Llevo ya muchos años enamorada de Bollywood hasta llegar al punto de que hoy en día una gran parte de las películas que veo son de ese tipo de cine. Al principio mis amigos occidentales cuando les hablaba de estas películas solían pensar que eran algo raro, algo para snobs y no solían tener mucho interés. No lo conocían de nada y tampoco querían hacerlo. Ni siquiera sabían que existía. Ahora, poco a poco se va viendo el cambio y parece que en el último par de años los occidentales van teniendo conciencia de la existencia de esta otra gran industria del cine. Eso para mí es una maravilla, porque me va proporcionando más oportunidades para ver esas películas en el cine o en grandes pantallas y no por medio del DVD. Ahora, de un modo u otro, las grandes producciones empiezan a llegar y se pueden ver en festivales, cines especiales, etc. Y se pueden comprar libros de cine, novelas, libros de cocina, etc. en los que Bollywood es el tema.
Lo que más me gusta de todo es la posibilidad de ver las películas con grandes grupos en los que hay otros fans de Bollywood. Eso hace que la gente participe en la peli, se canta, se aplaude, se silba, se baila, etc. Todo ese ambiente festivo es maravilloso. Ayer viendo Dhoom 2 en Lavapiés por primera vez vi algo así en España. Y muchos de los españoles que no parecían haber visto nunca Bollywood soportaron ver la peli de pie durante horas. Eso es un buen paso en la dirección adecuada. Me encantó. Espero que el movimiento siga.
Sentirse genial en compañía
Ayer por la tarde estuvimos con dos amigas de España que no habíamos visto desde octubre y, aunque no hicimos nada muy especial ni diferente, fue maravilloso. La maravilla surge del hecho de poder estar juntos otra vez los cuatro y poder pasar la tarde en su compañía. Y es que con ellas siempre es así, no hace falta nada para poder sentirse a gusto y bien, feliz por la compañía y sin tener que estar estresada por ser de tal o cual forma o por poder hacer que las cosas vayan bien. Eso sucede por sí mismo. Además, con ellas es con quien siento que puedo ser de verdad como soy, relajarme, hablar de las cosas que me interesan, reírme, hacer el payaso, preocuparme y contar mis histerias, lo que sea, todo tal y como y lo siento sin tener que agobiarme con si ahora esto es adecuado o no, si ahora esto que digo es raro, si mi forma de hablar es aburrida o si lo que me gusta es diferente o qué. Y no sé si soy yo o qué pero creo que a ellas les pasa algo similar, porque parece que el ambiente de verdad es relajado. Y sé que K con ellas se siente muy bien y muy relajado.

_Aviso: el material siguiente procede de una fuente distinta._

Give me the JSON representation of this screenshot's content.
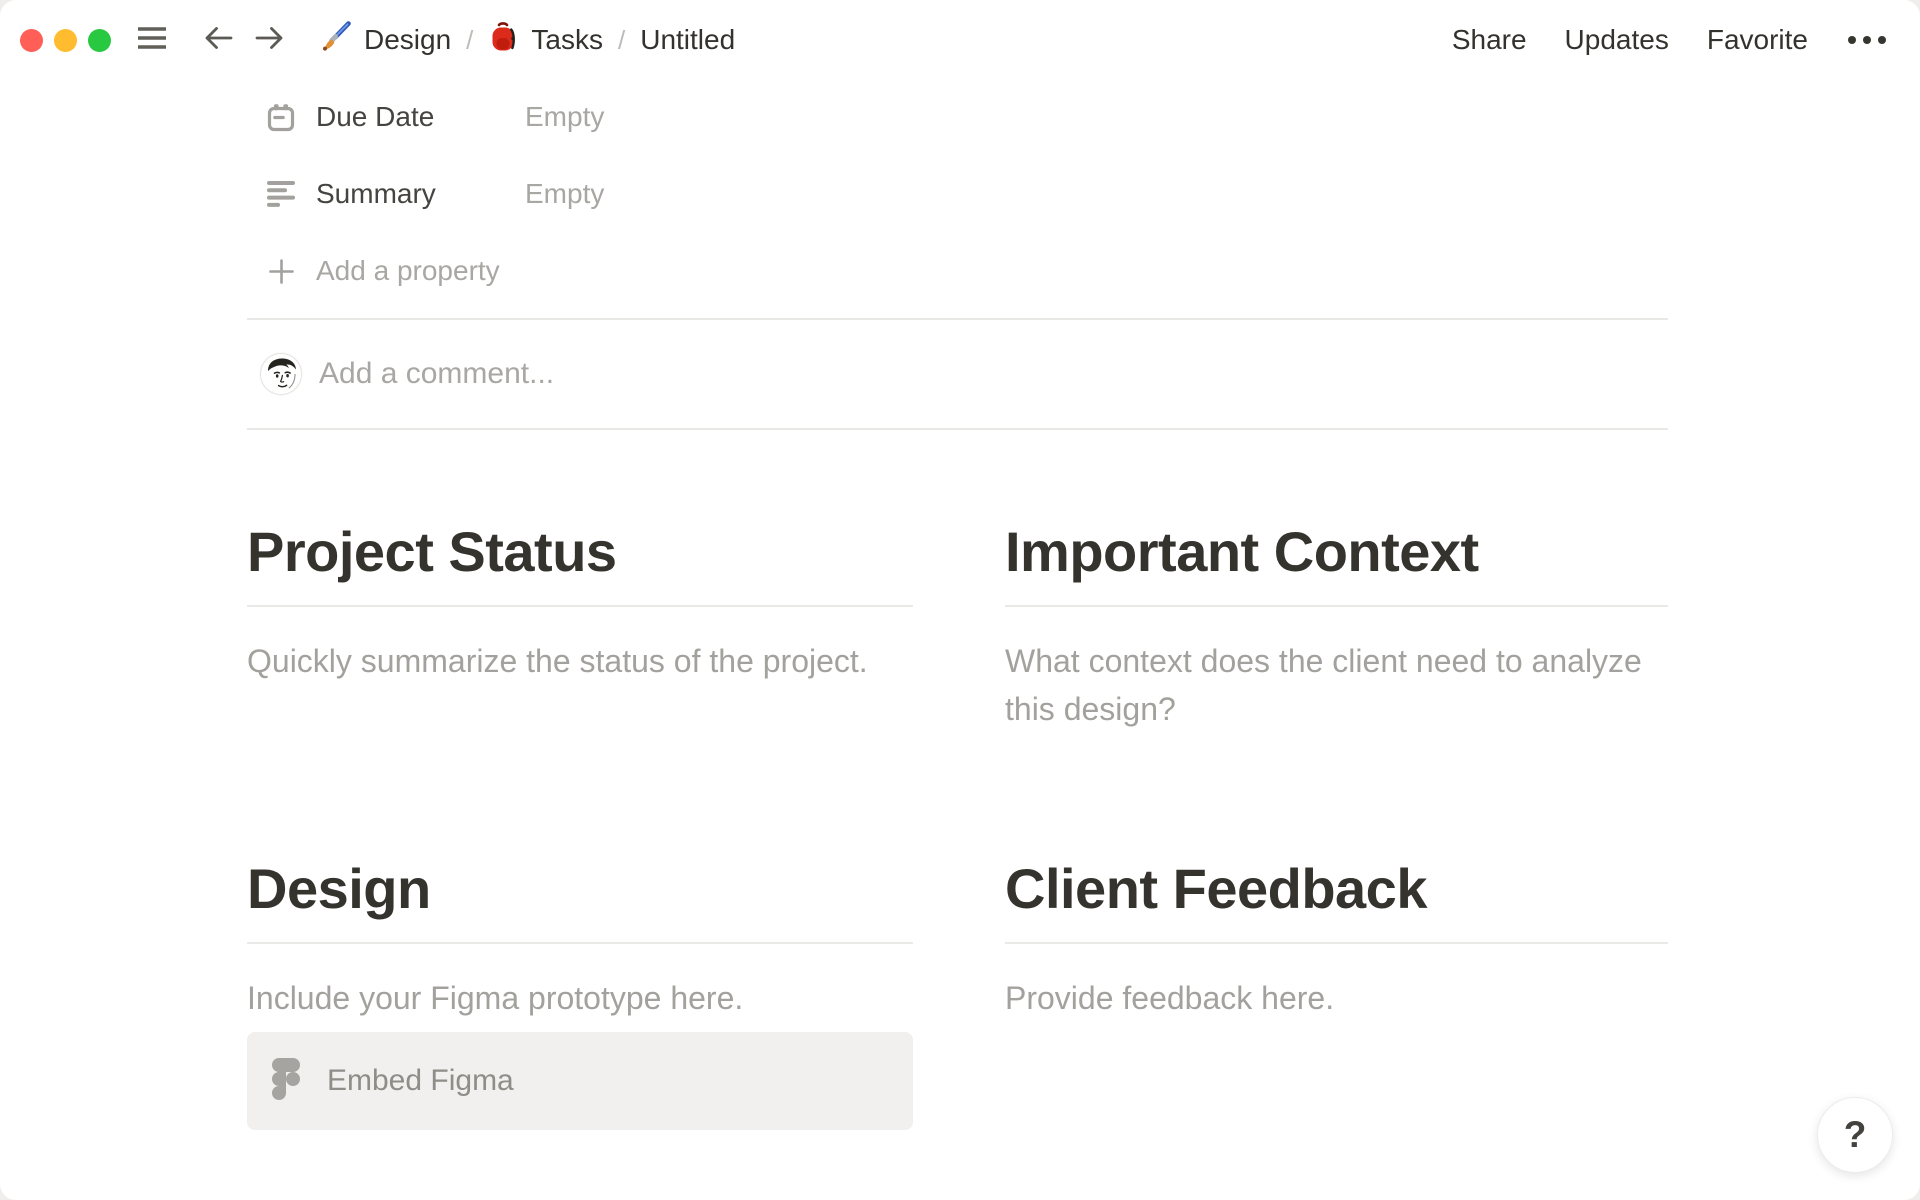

Es el verdadero placer de sentirse en compañía y querido siendo como uno es y ver que todo va sobre ruedas sin hacer ningún esfuerzo. Siempre que vuelvo a mi casa después de estar los cuatro juntos vengo con una sonrisa en la cara y una sensación de felicidad y amorcito que hace que sean de los mejores momentos y de los más preciados de mi vida.
07 junio 2008
Marido o esposo... novio o pareja...
Hace un poco más de un año que nos casamos, y todavía nos resulta a los dos raro eso de decir "marido" o "mujer". La mayor parte del tiempo, seguimos llamándonos "novio", "novia" o "pareja".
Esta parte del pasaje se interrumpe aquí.